で、何が言いたいのかというと、そういう現状における「WEBデザイン」っていうのは何なんだろう、ということ。ここまでその「コンテンツ」の制作主体については考えて書いていないけれど、CGMについてはもちろん、企業のWEBサイトだって”co.jp”上だけで消費されるはずもなく、ソーシャルストリームに乗せられフラットに評価されることになる。そうなった時、自由に表現できる”www”という「場」だったはずのWEBが急激にプラットフォームに支配されることになる。YouTubeのチャンネルのカスタマイズ性の低さに悶絶したWEBクリエイターは数知れずだと思うし、Facebookの「ページ」だってお世辞にもデザイン上の自由度が高いともいえない。
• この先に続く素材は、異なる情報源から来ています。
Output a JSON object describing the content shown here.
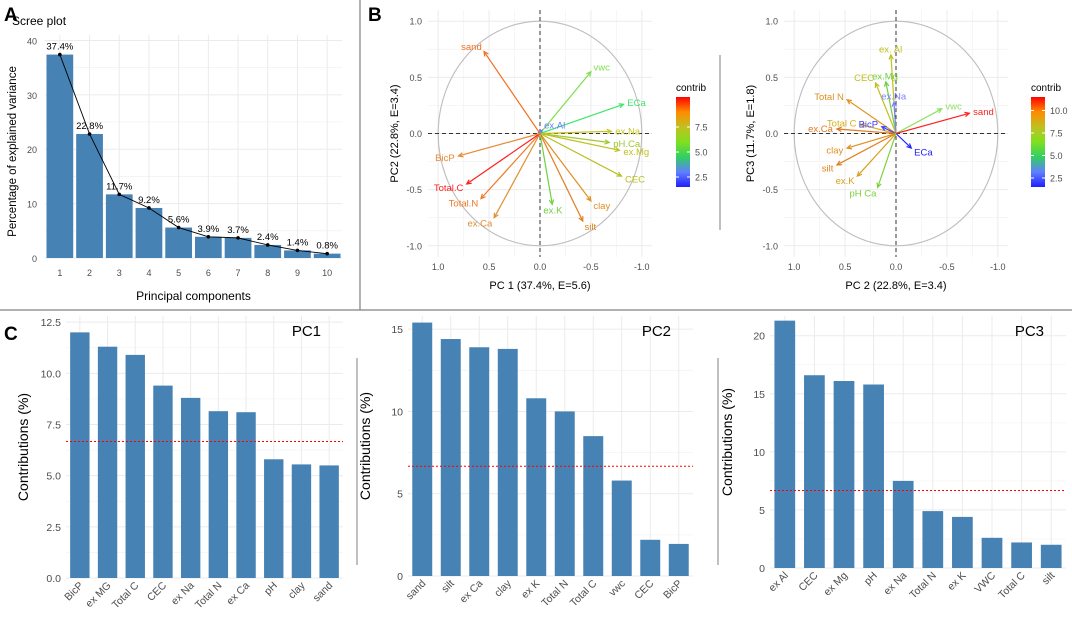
{
  "panel_letters": {
    "a": "A",
    "b": "B",
    "c": "C"
  },
  "colors": {
    "bar": "#4682b4",
    "threshold": "#ff0000",
    "grid": "#ebebeb",
    "axis": "#4d4d4d",
    "circle": "#bdbdbd"
  },
  "contrib_scale": {
    "title": "contrib",
    "stops": [
      "#ff0000",
      "#ff8c00",
      "#c0c020",
      "#80e020",
      "#30d060",
      "#6080ff",
      "#2020ff"
    ]
  },
  "chart_data": [
    {
      "id": "scree",
      "type": "bar",
      "title": "Scree plot",
      "xlabel": "Principal components",
      "ylabel": "Percentage of explained variance",
      "categories": [
        "1",
        "2",
        "3",
        "4",
        "5",
        "6",
        "7",
        "8",
        "9",
        "10"
      ],
      "values": [
        37.4,
        22.8,
        11.7,
        9.2,
        5.6,
        3.9,
        3.7,
        2.4,
        1.4,
        0.8
      ],
      "labels": [
        "37.4%",
        "22.8%",
        "11.7%",
        "9.2%",
        "5.6%",
        "3.9%",
        "3.7%",
        "2.4%",
        "1.4%",
        "0.8%"
      ],
      "ylim": [
        0,
        41
      ],
      "yticks": [
        0,
        10,
        20,
        30,
        40
      ],
      "line": true
    },
    {
      "id": "biplot12",
      "type": "scatter",
      "subtype": "pca-variable-correlation-circle",
      "xlabel": "PC 1 (37.4%, E=5.6)",
      "ylabel": "PC2 (22.8%, E=3.4)",
      "xlim": [
        -1.1,
        1.1
      ],
      "ylim": [
        -1.1,
        1.1
      ],
      "xticks": [
        "1.0",
        "0.5",
        "0.0",
        "-0.5",
        "-1.0"
      ],
      "yticks": [
        "1.0",
        "0.5",
        "0.0",
        "-0.5",
        "-1.0"
      ],
      "x_reversed": true,
      "legend": {
        "title": "contrib",
        "ticks": [
          "7.5",
          "5.0",
          "2.5"
        ],
        "range": [
          1.5,
          10.5
        ],
        "tickvals": [
          7.5,
          5.0,
          2.5
        ]
      },
      "vectors": [
        {
          "name": "sand",
          "x": 0.55,
          "y": 0.73,
          "color": "#f07020"
        },
        {
          "name": "vwc",
          "x": -0.5,
          "y": 0.55,
          "color": "#7ce04c"
        },
        {
          "name": "ECa",
          "x": -0.82,
          "y": 0.26,
          "color": "#3ee66a"
        },
        {
          "name": "ex.Al",
          "x": -0.02,
          "y": 0.03,
          "color": "#6080ff"
        },
        {
          "name": "ex.Na",
          "x": -0.7,
          "y": 0.02,
          "color": "#c8c820"
        },
        {
          "name": "pH.Ca",
          "x": -0.68,
          "y": -0.08,
          "color": "#a0c830"
        },
        {
          "name": "ex.Mg",
          "x": -0.78,
          "y": -0.15,
          "color": "#c0c020"
        },
        {
          "name": "CEC",
          "x": -0.8,
          "y": -0.38,
          "color": "#b8c020"
        },
        {
          "name": "clay",
          "x": -0.5,
          "y": -0.6,
          "color": "#e09020"
        },
        {
          "name": "silt",
          "x": -0.42,
          "y": -0.78,
          "color": "#e08020"
        },
        {
          "name": "ex.K",
          "x": -0.12,
          "y": -0.63,
          "color": "#70d040"
        },
        {
          "name": "ex.Ca",
          "x": 0.45,
          "y": -0.75,
          "color": "#e09030"
        },
        {
          "name": "Total.N",
          "x": 0.58,
          "y": -0.58,
          "color": "#f07828"
        },
        {
          "name": "Total.C",
          "x": 0.72,
          "y": -0.45,
          "color": "#ff2020"
        },
        {
          "name": "BicP",
          "x": 0.8,
          "y": -0.2,
          "color": "#e88a30"
        }
      ]
    },
    {
      "id": "biplot23",
      "type": "scatter",
      "subtype": "pca-variable-correlation-circle",
      "xlabel": "PC 2 (22.8%, E=3.4)",
      "ylabel": "PC3 (11.7%, E=1.8)",
      "xlim": [
        -1.1,
        1.1
      ],
      "ylim": [
        -1.1,
        1.1
      ],
      "xticks": [
        "1.0",
        "0.5",
        "0.0",
        "-0.5",
        "-1.0"
      ],
      "yticks": [
        "1.0",
        "0.5",
        "0.0",
        "-0.5",
        "-1.0"
      ],
      "x_reversed": true,
      "legend": {
        "title": "contrib",
        "ticks": [
          "10.0",
          "7.5",
          "5.0",
          "2.5"
        ],
        "range": [
          1.5,
          11.5
        ],
        "tickvals": [
          10.0,
          7.5,
          5.0,
          2.5
        ]
      },
      "vectors": [
        {
          "name": "ex. Al",
          "x": 0.05,
          "y": 0.7,
          "color": "#c0c020"
        },
        {
          "name": "ex.Mg",
          "x": 0.1,
          "y": 0.46,
          "color": "#70d040"
        },
        {
          "name": "CEC",
          "x": 0.2,
          "y": 0.45,
          "color": "#c0c020"
        },
        {
          "name": "ex.Na",
          "x": 0.02,
          "y": 0.28,
          "color": "#8080ff"
        },
        {
          "name": "vwc",
          "x": -0.45,
          "y": 0.22,
          "color": "#90e060"
        },
        {
          "name": "sand",
          "x": -0.72,
          "y": 0.18,
          "color": "#ff2020"
        },
        {
          "name": "Total N",
          "x": 0.48,
          "y": 0.3,
          "color": "#e09020"
        },
        {
          "name": "Total C",
          "x": 0.35,
          "y": 0.08,
          "color": "#d8b020"
        },
        {
          "name": "BicP",
          "x": 0.14,
          "y": 0.06,
          "color": "#4040ff"
        },
        {
          "name": "ex.Ca",
          "x": 0.58,
          "y": 0.04,
          "color": "#e07820"
        },
        {
          "name": "ECa",
          "x": -0.15,
          "y": -0.13,
          "color": "#2020ff"
        },
        {
          "name": "clay",
          "x": 0.48,
          "y": -0.13,
          "color": "#e09020"
        },
        {
          "name": "silt",
          "x": 0.58,
          "y": -0.28,
          "color": "#e08020"
        },
        {
          "name": "ex.K",
          "x": 0.38,
          "y": -0.38,
          "color": "#d8a020"
        },
        {
          "name": "pH Ca",
          "x": 0.18,
          "y": -0.48,
          "color": "#80d040"
        }
      ]
    },
    {
      "id": "pc1",
      "type": "bar",
      "title": "PC1",
      "ylabel": "Contributions (%)",
      "categories": [
        "BicP",
        "ex MG",
        "Total C",
        "CEC",
        "ex Na",
        "Total N",
        "ex Ca",
        "pH",
        "clay",
        "sand"
      ],
      "values": [
        12.0,
        11.3,
        10.9,
        9.4,
        8.8,
        8.15,
        8.1,
        5.8,
        5.55,
        5.5
      ],
      "threshold": 6.67,
      "ylim": [
        0,
        12.8
      ],
      "yticks": [
        "0.0",
        "2.5",
        "5.0",
        "7.5",
        "10.0",
        "12.5"
      ],
      "ytickvals": [
        0,
        2.5,
        5.0,
        7.5,
        10.0,
        12.5
      ]
    },
    {
      "id": "pc2",
      "type": "bar",
      "title": "PC2",
      "ylabel": "Contributions (%)",
      "categories": [
        "sand",
        "silt",
        "ex Ca",
        "clay",
        "ex K",
        "Total N",
        "Total C",
        "vwc",
        "CEC",
        "BicP"
      ],
      "values": [
        15.4,
        14.4,
        13.9,
        13.8,
        10.8,
        10.0,
        8.5,
        5.8,
        2.2,
        1.95
      ],
      "threshold": 6.67,
      "ylim": [
        0,
        15.8
      ],
      "yticks": [
        "0",
        "5",
        "10",
        "15"
      ],
      "ytickvals": [
        0,
        5,
        10,
        15
      ]
    },
    {
      "id": "pc3",
      "type": "bar",
      "title": "PC3",
      "ylabel": "Contributions (%)",
      "categories": [
        "ex Al",
        "CEC",
        "ex Mg",
        "pH",
        "ex Na",
        "Total N",
        "ex K",
        "VWC",
        "Total C",
        "silt"
      ],
      "values": [
        21.3,
        16.6,
        16.1,
        15.8,
        7.5,
        4.9,
        4.4,
        2.6,
        2.2,
        2.0
      ],
      "threshold": 6.67,
      "ylim": [
        0,
        21.7
      ],
      "yticks": [
        "0",
        "5",
        "10",
        "15",
        "20"
      ],
      "ytickvals": [
        0,
        5,
        10,
        15,
        20
      ]
    }
  ]
}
一方で、ユーザビリティを最大限に考慮しながら美しくデザインされたWEBサイトへのトラフィックは減る一方なのだ。
限りあるリソースを自社のWEBユーザビリティの最適化に割くべきか、ソーシャルメディアにおけるユーザー体験の最適化に割くべきか、その割合は企業によって異なるだろうけど、大きくソーシャル側にシフトしつつあるのは間違いない。自社サイト以外は単なる集客チャネルのひとつであり、主戦場はあくまで自社サイトである、という時代はもう終わったのだ。では、WEBデザイナーはどこで何をデザインしたら良いのか。いわゆる「WEBデザイン」は終わったのか。
自分自身今はWEBデザイナーでもなんでもないので、こんなことを言うのは超余計なお世話以外のなにものでもないんだけど、思うところを。かつて、広告のプランニング業務をしていた人々が徐々に「コミュニケーションデザイナー」などと名乗り出しているところにヒントがあるんじゃないかな、と。広告屋さんの仕事を単に企業のコマーシャルメッセージをいかに消費者に届けるかに限定する必要はなくて、そもそも広告を作る過程で数限りなく消費者のこと、市場のこと、トレンドのこと、その他いろんなことを考え抜いているわけで、そこで蓄積されたもののアウトプット先は数限りなくある。「コミュニケーション」の「デザイン」がソリューションとして適用できるところならどこにでも。「広告」はなくなるかもしれないけれど「コミュニケーション」はなくならない。それにしてもうまいこと言うよな。さすが電通。
じゃあ、WEBデザイナーはどうするのか。結論、「インタラクションデザイナー」になればいいのだと思う。WEBデザイナーはWEBの誕生以降、極めて特異で極めて複雑なものをデザインしてきている。そもそも能動的なメディアであり客体とのインタラクションを想定して考えなければならず、更新性を担保するためにモジュール化を考えたり、時には印刷というアウトプットまで面倒を見なければならない。そんな面倒で仕方がないメディアをデザインしているという経験を活かすべき場は腐るほどあるのだ。たった今でさえ、無意味に「領収書あり」みたいなボタンを何も考えずに表示して押さないと先に進まない駅の自動券売機のタッチパネルとか、どう考えても売上の最大化に向かって最適化されていない飲料の自動販売機とか、そういうものがたくさんある。IPv6やらでいろんなものがネットワークにつながった段階でそれをきちんとデザインしなければいけないというニーズは必ず発生する。トラッキングも出来るしね。そのニーズに対応できるのは、今「WEBデザイナー」という職種についている人たちじゃないかと、割と真剣に思っている。
取り急ぎ、マウスとキーボードと、ペンタブを捨てよう(あとでまた拾うけど)。小さなディスプレイの中にはない、広大なステージが、まだまだたくさん、きっとある。